Dormandy J A
St. George's Hospital and Medical School, London, England.
J Cardiovasc Pharmacol. 1995;25 Suppl 2:S61-5. doi: 10.1097/00005344-199500252-00013.
In terms of prevalence, total cost and morbidity, venous leg ulcers are probably by far the most important type of ulcerations in the leg. The macrocirculatory defect leading to a raised ambulatory venous pressure is now accepted as a common initial pathologic pathway. Most current treatment modalities, such as surgery or external compression, are designed to control the macrovascular defect. However, it is the microcirculatory consequences of the venous hypertension that give rise to the trophic skin changes and ultimately to ulceration. At this microcirculatory level, pharmacotherapy may be a useful adjunct in the treatment of venous leg ulcers. The microcirculatory pathophysiologic changes include decreased fibrinolytic activity, elevated plasma fibrinogen, microcirculatory thrombi, and inappropriate activation of the white blood cells. The oxidative burst from the activated white cells probably plays a key role by releasing locally leukocyte-derived free radicals, proteolytic enzymes, cytokines, platelet-activating factor, and a number of other noxious mediators. An important additional component in recalcitrant venous ulcers is co-existing arterial disease, which is probably present in 15-20% of cases. Decreased arterial perfusion pressure will further aggravate the ischemic changes caused by the venous hypertension. Pentoxifylline downregulates leukocyte activation, reduces leukocyte adhesion, and also has fibrinolytic effects. A number of clinical studies have therefore been carried out to examine the clinical efficacy of pentoxifylline in treatment of venous leg ulcers. Probably the largest published placebo-controlled, double-blind randomized study was reported in 1990. In this study, 80 patients received either pentoxifylline 400 mg three times a day orally or matching placebo for 6 months or until their reference ulcer healed if this occurred sooner. Complete healing of the reference ulcer occurred in 23 of the 38 patients treated with pentoxifylline compared to 12 of the 42 patients treated with placebo. The odds ratio in favor of pentoxifylline was 1.81 (95 confidence intervals 1.20-2.71).

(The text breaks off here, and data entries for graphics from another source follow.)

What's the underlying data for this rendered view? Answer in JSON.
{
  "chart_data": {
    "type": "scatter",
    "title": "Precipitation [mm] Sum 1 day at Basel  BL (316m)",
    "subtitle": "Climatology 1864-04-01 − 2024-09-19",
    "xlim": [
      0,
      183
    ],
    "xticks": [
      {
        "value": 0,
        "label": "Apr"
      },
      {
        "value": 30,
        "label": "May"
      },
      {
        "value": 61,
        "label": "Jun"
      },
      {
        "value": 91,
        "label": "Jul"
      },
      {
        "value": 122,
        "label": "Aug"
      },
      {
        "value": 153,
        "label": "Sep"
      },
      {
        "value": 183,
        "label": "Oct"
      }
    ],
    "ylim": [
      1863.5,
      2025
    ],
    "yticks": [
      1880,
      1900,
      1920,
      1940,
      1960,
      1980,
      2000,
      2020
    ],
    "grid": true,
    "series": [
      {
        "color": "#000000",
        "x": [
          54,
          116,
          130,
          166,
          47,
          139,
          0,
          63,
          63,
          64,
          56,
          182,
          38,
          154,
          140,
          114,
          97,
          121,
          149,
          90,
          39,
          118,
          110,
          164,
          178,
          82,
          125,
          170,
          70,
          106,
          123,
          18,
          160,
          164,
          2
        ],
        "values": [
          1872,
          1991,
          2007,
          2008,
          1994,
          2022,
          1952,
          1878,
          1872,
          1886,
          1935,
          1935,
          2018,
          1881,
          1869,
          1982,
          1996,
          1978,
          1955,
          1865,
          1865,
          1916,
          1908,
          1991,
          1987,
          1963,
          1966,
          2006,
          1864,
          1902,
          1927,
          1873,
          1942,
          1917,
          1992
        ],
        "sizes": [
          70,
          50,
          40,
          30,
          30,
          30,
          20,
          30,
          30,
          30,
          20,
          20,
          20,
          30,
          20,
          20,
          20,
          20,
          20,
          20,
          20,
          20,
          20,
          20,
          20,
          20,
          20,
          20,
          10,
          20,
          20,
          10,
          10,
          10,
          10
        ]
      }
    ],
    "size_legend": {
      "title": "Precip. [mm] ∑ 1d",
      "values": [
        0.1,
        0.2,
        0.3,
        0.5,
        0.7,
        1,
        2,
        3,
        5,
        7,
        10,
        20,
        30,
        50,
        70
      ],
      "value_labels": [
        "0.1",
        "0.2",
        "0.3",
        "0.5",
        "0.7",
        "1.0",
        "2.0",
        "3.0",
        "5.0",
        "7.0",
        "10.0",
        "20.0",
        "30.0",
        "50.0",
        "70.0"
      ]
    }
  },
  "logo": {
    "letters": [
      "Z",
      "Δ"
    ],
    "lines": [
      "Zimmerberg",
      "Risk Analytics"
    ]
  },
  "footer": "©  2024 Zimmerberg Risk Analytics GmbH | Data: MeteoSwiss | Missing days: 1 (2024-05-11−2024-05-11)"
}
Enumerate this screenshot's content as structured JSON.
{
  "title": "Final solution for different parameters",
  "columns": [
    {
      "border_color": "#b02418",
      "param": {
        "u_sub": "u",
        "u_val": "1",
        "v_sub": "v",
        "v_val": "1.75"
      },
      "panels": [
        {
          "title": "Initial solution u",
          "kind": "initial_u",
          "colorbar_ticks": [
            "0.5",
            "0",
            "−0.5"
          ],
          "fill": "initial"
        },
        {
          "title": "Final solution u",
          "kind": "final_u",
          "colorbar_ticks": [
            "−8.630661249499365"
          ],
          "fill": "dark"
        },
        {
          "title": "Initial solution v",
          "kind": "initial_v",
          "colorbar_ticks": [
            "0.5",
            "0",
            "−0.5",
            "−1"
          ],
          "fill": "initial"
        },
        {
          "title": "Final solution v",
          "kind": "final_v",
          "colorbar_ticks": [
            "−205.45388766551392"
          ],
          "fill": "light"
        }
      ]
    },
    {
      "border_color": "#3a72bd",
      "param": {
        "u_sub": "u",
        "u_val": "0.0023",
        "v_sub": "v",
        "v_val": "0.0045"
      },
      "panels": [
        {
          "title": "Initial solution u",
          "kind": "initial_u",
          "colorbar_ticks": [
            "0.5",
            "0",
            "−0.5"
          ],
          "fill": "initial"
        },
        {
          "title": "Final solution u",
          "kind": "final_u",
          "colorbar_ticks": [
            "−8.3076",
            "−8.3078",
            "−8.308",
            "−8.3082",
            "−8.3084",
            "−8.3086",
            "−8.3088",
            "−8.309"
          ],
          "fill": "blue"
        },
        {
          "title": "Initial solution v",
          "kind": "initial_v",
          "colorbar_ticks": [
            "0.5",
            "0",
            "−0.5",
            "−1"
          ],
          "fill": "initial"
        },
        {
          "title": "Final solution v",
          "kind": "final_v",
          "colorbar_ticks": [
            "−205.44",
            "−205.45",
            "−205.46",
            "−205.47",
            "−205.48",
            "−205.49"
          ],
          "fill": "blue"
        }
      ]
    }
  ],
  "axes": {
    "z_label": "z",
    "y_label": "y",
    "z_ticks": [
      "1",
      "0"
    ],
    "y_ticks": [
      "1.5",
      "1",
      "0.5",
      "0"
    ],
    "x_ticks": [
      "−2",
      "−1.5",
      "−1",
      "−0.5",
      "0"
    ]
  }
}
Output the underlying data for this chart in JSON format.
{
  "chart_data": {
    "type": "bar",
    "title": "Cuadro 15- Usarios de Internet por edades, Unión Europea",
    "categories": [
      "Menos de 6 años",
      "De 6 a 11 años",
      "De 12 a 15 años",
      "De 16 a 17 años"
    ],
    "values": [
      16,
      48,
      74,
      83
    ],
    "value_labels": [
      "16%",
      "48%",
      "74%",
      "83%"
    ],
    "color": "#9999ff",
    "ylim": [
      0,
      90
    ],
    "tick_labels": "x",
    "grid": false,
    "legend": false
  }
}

就患病率、总成本和发病率而言,腿部静脉溃疡可能是目前腿部最重要的溃疡类型。导致动态静脉压升高的大循环缺陷现在被认为是常见的初始病理途径。目前大多数治疗方式,如手术或外部压迫,旨在控制大血管缺陷。然而,正是静脉高压的微循环后果导致了营养性皮肤变化并最终导致溃疡形成。在这个微循环层面,药物治疗可能是治疗腿部静脉溃疡的有用辅助手段。微循环病理生理变化包括纤溶活性降低、血浆纤维蛋白原升高、微循环血栓形成以及白细胞的不适当激活。活化白细胞产生的氧化爆发可能通过释放局部白细胞衍生的自由基、蛋白水解酶、细胞因子、血小板活化因子和许多其他有害介质发挥关键作用。顽固性静脉溃疡的一个重要额外因素是并存的动脉疾病,可能在15%至20%的病例中存在。动脉灌注压降低会进一步加重静脉高压引起的缺血性变化。己酮可可碱可下调白细胞活化、减少白细胞黏附,还具有纤溶作用。因此,已经进行了多项临床研究来检验己酮可可碱治疗腿部静脉溃疡的临床疗效。1990年报道了可能是已发表的最大规模的安慰剂对照、双盲随机研究。在这项研究中,80名患者每天口服三次400毫克己酮可可碱或匹配的安慰剂,持续6个月,或者如果参考溃疡更快愈合则持续到愈合。接受己酮可可碱治疗的38名患者中有23名参考溃疡完全愈合,而接受安慰剂治疗的42名患者中有12名愈合。支持己酮可可碱的优势比为1.81(95%置信区间1.20 - 2.71)。